St. David's HealthCare
September 23, 2021

AUSTIN, Texas—St. David’s Medical Center Neonatal Intensive Care Unit (NICU) is participating in a clinical trial on necrotizing enterocolitis (NEC). NEC is a severe inflammatory disease of the gastrointestinal systems and is the leading cause of mortality in NICUs. The intestinal walls are suddenly attacked by pathogenic bacteria, resulting in necrosis, or tissue death in some of these walls. While the onset of NEC is unpredictable and acute, consequences of developing NEC can be life-long and range from short bowel syndrome and visual impairment, to cerebral palsy and abnormal growth.

NEC almost exclusively affects premature infants, as the lower birth weight and gestational age exposes them to a high risk for developing and dying from the disease. Although more than 5,000 infants in Europe and the US die every year from complications of NEC, a truly preventative measure has not yet been found. St. David’s NICU hopes to change this by providing beneficial, live bacteria to the premature infant’s gut before NEC develops. As NEC is thought to develop from blooms of dangerous bacteria, providing probiotics may give a preventative effect to the premature infant.

Sponsored by Infant Bacterial Therapeutics, the trial, named The Connection Study, will administer probiotics to low weight premature infants as a preventative measure against NEC. The Connection Study targets this potential treatment to those who are in highest need for it: lowest-weight premature infants.
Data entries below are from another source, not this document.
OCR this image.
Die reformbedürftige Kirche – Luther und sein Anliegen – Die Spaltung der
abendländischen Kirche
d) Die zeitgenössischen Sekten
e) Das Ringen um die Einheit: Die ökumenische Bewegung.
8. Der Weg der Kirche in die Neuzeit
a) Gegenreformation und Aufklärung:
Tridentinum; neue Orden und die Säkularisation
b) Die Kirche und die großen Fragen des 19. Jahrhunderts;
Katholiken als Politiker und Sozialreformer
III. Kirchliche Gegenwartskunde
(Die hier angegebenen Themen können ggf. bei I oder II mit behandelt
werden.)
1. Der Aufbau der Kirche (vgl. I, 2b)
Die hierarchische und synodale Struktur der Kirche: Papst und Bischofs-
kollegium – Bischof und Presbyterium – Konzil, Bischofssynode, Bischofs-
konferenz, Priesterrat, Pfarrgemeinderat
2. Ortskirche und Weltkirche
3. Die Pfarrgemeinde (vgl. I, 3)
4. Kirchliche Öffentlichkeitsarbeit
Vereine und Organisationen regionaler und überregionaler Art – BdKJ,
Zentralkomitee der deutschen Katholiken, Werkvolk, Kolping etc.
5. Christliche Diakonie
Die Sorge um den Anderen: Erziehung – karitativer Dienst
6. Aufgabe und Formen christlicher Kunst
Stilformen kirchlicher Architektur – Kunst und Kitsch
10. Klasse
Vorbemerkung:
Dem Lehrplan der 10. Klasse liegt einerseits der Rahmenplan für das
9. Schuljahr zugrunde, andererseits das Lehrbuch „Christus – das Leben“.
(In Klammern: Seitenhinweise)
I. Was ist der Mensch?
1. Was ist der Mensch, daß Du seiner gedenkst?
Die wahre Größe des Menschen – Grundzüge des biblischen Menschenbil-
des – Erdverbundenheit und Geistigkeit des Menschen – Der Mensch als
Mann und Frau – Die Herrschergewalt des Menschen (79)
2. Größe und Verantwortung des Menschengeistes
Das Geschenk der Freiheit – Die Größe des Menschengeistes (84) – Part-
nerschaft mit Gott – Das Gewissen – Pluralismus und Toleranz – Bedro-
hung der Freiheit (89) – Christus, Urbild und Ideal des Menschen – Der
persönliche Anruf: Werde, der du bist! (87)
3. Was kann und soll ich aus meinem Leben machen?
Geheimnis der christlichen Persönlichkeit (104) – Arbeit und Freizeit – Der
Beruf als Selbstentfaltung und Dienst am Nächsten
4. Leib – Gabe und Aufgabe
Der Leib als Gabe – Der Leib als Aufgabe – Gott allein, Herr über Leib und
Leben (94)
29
Under the direction of Dr. Anthony Rudine, principal investigator and NICU research medical director, clinicians will give daily doses of the probiotics (IBP-9414), and nutritional feedings to the infants until the infant reaches more than 34 weeks of age post-birth. Depending on the success of this trial, IBP-9414 could be a major beneficial therapy to St. David’s NICU, and premature infants globally.